Membincangkan persoalan kemiskinan (ekonomi) memang rumit, alih-alih memberantas kemiskinan, seperti banyak digaungkan oleh para politisi. Ilmu sosial mengajukan tiga faktor utama penyebab kemiskinan yaitu tatanan sosial yang tidak adil dan menindas, mentalitas individu yang lemah, dan kombinasi antara dua faktor itu.

Kemiskinan sesungguhnya bukan hanya ekonomi, namun juga mental dan spiritual. Orang yang secara mental dan spiritual miskin maka berpola hidup malas dan pesimistis, tak heran bila selamanya akan miskin. Atau juga, orang yang secara ekonomi kaya tapi bermental miskin, sepanjang hidupnya terus merasa kurang. Lantaran malas, maka digunakanlah cara-cara pintas memupuk kekayaannya melalui jalur korupsi. Terlepas dari itu, kemiskinan ekonomi memang menjadi problem akut bangsa yang tak kunjung terselesaikan.


Kemiskinan Orang Tua, Keremangan Masa Depan Anak

Bappenas (Badan Perencanaan dan Pembangunan Nasioanl) mendefinisikan kemiskinan sebagai kondisi di mana seseorang atau sekelompok orang, laki-laki atau perempuan, tidak mampu memenuhi hak-hak dasarnya untuk memertahankan dan mengembangkan kehidupan yang bermartabat.
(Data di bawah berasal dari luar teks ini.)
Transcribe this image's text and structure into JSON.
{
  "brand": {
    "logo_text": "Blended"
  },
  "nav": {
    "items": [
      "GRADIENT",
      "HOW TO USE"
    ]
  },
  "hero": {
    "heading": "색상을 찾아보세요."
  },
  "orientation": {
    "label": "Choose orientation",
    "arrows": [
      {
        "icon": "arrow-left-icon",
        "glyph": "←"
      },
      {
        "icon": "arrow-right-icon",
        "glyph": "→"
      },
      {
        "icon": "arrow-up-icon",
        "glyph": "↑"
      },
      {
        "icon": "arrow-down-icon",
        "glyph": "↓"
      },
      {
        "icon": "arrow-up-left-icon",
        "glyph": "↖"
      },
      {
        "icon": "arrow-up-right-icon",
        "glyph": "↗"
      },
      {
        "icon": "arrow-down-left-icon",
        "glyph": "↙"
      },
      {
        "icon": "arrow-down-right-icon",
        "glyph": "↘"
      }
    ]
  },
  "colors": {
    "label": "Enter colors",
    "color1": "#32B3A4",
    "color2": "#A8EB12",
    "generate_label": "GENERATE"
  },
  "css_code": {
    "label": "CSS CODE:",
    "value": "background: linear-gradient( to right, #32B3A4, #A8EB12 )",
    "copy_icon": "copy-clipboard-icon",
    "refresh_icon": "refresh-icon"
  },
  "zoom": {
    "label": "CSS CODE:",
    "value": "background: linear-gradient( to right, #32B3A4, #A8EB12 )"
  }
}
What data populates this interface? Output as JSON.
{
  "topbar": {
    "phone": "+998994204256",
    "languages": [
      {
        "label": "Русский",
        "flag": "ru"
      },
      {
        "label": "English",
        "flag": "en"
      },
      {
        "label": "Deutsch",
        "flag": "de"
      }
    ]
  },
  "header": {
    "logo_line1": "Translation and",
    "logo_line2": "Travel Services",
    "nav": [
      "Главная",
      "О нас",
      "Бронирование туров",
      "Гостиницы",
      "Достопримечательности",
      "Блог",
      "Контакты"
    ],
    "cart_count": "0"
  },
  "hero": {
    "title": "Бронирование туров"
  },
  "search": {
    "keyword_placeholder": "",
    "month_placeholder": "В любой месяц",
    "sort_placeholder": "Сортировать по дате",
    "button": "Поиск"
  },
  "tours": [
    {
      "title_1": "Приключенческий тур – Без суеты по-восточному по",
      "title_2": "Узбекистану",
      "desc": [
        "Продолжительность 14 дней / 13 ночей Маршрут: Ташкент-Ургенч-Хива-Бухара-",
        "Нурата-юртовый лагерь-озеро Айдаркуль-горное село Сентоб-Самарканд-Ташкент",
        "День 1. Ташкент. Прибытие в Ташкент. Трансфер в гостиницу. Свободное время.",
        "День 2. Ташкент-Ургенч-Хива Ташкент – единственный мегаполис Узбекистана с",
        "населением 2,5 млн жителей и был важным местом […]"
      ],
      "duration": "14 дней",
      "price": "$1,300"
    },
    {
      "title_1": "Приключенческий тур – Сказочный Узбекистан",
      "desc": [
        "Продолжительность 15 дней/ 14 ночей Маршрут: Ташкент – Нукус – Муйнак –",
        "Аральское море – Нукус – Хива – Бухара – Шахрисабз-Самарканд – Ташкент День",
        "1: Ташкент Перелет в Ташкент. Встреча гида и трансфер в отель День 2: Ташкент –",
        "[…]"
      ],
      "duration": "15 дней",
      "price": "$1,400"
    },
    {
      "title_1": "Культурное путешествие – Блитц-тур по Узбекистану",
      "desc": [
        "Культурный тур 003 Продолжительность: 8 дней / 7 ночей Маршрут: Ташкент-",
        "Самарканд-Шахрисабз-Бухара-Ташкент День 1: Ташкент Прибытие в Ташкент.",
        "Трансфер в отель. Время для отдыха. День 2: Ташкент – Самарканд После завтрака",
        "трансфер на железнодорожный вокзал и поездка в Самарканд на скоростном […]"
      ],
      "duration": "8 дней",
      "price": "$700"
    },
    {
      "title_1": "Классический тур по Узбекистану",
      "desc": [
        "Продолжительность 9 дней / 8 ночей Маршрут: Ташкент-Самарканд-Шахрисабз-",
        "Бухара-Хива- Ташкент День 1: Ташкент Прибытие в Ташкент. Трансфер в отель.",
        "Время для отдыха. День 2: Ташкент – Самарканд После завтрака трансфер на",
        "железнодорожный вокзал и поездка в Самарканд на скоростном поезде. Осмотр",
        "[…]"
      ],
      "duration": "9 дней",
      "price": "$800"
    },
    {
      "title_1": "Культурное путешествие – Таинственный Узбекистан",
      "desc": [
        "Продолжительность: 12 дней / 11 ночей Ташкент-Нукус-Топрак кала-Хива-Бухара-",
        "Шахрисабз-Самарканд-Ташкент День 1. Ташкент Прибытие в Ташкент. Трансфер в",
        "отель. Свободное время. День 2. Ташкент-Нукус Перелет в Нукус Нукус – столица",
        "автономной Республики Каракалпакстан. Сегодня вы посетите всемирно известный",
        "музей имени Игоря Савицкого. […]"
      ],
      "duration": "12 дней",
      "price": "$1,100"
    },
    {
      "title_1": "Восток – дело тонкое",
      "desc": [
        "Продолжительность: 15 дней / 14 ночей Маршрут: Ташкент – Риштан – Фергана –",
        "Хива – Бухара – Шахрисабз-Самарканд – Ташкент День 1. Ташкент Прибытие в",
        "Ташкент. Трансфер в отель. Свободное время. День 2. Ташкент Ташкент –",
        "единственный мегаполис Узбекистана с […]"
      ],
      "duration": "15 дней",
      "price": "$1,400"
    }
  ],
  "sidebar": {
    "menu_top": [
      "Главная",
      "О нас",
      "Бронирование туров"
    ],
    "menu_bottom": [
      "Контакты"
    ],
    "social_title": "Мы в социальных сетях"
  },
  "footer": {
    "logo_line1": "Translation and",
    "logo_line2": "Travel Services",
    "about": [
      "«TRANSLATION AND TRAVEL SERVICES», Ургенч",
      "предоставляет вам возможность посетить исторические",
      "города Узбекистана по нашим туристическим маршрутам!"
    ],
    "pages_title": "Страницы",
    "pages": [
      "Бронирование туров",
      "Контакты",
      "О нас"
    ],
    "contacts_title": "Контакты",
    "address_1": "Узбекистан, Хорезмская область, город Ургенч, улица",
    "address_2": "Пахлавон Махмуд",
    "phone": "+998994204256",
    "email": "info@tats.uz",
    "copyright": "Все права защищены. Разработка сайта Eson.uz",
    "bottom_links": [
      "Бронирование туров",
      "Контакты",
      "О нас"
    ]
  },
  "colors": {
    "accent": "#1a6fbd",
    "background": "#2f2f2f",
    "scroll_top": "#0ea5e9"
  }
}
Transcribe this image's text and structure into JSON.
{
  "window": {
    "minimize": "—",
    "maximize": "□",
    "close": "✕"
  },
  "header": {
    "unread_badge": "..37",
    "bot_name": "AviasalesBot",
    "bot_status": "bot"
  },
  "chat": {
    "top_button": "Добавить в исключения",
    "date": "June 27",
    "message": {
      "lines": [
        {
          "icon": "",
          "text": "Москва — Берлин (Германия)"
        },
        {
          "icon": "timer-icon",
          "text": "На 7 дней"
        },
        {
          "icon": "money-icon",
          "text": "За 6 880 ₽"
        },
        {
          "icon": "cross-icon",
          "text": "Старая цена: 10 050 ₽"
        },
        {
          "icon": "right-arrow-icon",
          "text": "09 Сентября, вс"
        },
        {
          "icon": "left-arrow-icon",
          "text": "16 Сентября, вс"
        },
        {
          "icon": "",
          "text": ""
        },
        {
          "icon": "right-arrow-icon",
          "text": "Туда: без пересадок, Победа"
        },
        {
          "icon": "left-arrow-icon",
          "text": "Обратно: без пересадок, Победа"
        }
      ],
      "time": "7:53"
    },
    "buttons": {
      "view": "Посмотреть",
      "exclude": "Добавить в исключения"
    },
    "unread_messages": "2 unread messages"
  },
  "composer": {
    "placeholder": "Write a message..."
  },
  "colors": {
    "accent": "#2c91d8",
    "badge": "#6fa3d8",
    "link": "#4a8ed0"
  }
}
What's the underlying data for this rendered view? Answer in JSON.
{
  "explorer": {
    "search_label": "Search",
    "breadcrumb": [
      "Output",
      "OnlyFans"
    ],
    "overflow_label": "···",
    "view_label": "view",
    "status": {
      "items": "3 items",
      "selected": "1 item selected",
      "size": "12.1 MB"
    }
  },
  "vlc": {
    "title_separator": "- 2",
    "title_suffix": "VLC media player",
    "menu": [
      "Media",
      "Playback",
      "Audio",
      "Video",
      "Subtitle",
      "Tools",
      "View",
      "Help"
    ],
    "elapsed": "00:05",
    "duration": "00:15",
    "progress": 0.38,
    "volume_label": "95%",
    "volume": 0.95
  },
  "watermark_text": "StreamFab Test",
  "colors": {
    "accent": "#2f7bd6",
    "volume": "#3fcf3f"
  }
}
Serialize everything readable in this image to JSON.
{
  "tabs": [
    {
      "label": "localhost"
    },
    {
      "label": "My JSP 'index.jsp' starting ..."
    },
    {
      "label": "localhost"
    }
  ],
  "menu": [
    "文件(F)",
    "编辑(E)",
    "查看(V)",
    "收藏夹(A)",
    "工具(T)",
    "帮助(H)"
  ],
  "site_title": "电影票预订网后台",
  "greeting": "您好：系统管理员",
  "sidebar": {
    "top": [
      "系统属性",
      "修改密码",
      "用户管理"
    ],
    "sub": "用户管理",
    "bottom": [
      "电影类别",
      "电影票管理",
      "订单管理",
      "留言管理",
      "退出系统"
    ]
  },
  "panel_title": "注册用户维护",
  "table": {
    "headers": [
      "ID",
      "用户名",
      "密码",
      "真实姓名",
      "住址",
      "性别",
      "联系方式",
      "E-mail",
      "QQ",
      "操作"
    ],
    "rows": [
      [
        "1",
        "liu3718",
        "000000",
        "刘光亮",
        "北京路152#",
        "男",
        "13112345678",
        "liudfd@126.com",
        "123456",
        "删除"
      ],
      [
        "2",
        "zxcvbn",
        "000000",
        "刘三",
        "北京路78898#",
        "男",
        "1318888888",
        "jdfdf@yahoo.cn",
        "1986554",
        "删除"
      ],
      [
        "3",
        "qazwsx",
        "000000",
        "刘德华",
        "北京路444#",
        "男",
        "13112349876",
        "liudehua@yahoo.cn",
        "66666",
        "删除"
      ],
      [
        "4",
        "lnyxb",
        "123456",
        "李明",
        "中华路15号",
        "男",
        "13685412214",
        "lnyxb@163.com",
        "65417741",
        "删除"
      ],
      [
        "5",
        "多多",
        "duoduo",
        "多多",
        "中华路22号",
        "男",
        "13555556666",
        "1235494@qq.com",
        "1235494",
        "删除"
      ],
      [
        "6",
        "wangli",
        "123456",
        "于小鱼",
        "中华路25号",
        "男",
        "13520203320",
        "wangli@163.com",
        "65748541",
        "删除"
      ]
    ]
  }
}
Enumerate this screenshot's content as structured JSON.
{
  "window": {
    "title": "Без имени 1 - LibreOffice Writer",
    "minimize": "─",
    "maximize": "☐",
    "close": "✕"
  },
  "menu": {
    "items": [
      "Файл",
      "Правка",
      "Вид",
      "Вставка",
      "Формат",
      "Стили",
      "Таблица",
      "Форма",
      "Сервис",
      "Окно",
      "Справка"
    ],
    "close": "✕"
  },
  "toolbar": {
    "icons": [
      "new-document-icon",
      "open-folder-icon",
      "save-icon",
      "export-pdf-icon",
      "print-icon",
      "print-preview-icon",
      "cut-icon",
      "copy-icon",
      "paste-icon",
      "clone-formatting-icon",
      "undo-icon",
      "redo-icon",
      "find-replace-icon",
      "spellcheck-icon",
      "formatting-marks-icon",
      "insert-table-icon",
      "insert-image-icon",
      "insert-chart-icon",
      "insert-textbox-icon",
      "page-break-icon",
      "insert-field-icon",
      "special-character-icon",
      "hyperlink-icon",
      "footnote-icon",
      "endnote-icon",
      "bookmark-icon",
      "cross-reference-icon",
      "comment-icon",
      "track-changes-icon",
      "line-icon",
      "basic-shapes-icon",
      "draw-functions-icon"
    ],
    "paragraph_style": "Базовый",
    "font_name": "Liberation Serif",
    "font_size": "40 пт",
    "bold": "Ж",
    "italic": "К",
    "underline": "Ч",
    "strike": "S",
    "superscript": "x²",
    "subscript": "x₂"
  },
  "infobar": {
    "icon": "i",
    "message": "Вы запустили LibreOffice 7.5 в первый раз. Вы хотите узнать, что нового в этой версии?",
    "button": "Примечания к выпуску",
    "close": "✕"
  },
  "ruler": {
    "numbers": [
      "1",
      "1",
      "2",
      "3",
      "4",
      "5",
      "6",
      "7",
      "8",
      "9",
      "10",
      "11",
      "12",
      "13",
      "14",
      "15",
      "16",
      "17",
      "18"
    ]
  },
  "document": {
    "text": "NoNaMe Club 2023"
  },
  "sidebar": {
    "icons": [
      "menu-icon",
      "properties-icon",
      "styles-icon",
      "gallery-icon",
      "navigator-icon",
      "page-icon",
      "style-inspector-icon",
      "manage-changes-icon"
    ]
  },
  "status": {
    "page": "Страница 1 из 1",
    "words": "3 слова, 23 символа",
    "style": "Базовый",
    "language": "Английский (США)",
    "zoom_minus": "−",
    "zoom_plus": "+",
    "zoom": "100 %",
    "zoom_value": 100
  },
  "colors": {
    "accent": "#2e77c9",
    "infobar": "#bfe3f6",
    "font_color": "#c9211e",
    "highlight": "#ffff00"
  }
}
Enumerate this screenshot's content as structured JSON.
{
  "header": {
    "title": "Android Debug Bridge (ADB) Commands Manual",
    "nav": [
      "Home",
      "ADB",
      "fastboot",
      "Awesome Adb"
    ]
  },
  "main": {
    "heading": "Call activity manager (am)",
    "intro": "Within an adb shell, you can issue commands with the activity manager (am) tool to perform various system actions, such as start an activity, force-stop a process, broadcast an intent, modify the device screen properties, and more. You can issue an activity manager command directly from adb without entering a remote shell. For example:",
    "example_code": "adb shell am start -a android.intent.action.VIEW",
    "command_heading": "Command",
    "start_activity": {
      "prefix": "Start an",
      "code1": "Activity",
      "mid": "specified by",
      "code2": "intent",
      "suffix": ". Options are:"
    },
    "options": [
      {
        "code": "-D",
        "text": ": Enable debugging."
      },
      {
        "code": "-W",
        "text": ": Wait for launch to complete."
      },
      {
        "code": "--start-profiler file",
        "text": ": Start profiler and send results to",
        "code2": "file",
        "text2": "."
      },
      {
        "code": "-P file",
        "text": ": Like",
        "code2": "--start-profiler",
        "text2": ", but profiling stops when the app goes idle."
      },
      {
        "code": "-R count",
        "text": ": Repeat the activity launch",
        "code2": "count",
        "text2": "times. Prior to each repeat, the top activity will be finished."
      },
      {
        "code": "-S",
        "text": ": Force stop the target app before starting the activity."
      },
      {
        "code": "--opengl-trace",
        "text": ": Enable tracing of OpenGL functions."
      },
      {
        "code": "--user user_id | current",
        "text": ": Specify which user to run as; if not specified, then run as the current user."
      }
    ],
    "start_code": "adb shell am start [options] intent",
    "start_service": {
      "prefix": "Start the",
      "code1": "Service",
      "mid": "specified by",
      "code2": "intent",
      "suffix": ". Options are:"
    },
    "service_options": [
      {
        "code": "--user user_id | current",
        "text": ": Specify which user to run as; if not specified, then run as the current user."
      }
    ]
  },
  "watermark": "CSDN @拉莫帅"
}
Hak-hak dasar masyarakat antara lain, terpenuhinya kebutuhan pangan, kesehatan, pendidikan, pekerjaan, perumahan, air bersih, pertanahan, sumberdaya alam dan lingkungan hidup, rasa aman dari perlakukan atau ancaman tindak kekerasan dan hak untuk berpartisipasi dalam kehidupan sosial-politik, baik bagi perempuan maupun laki-laki.

Hasil survei sosial ekonomi nasional tahun 2008 yang dilakukan oleh Badan Pusat Statistik (BPS) Nasional terhadap 68.000 rumah tangga sebagai sampel, menyimpulkan bahwa 35.000.000 penduduk Indoensia adalah miskin. Rumah tangga dianggap miskin apabila dia tidak mampu memenuhi kebutuhan hidup minimal yaitu konsumsi makanan dalam takaran 2100 kilo kalori per orang setiap hari dan kebutuhan perumahan, pendidikan, kesehatan dan transportasi. Jika dinominalkan, untuk memenuhi kebutuhan itu, setiap orang harus mengeluarkan Rp 182.636 per bulan (www.bbc.co.uk). Artinya bila di bawah angka itu, maka individu dikategorikan sebagai warga miskin.

Itu angka nasional. Mari kita tilik konteks lebih sempit yakni Surabaya sebagai salah satu kota metropolis di Indonesia. Menurut buku “Surabaya Dalam Angka 2008” tercatat pada tahun 2007 ada 125.871 rumah tangga/keluarga miskin penerima subsidi langsung tunai. Semampir adalah kecamatan dengan penduduk miskin terbanyak. Lihat Grafis di bawah.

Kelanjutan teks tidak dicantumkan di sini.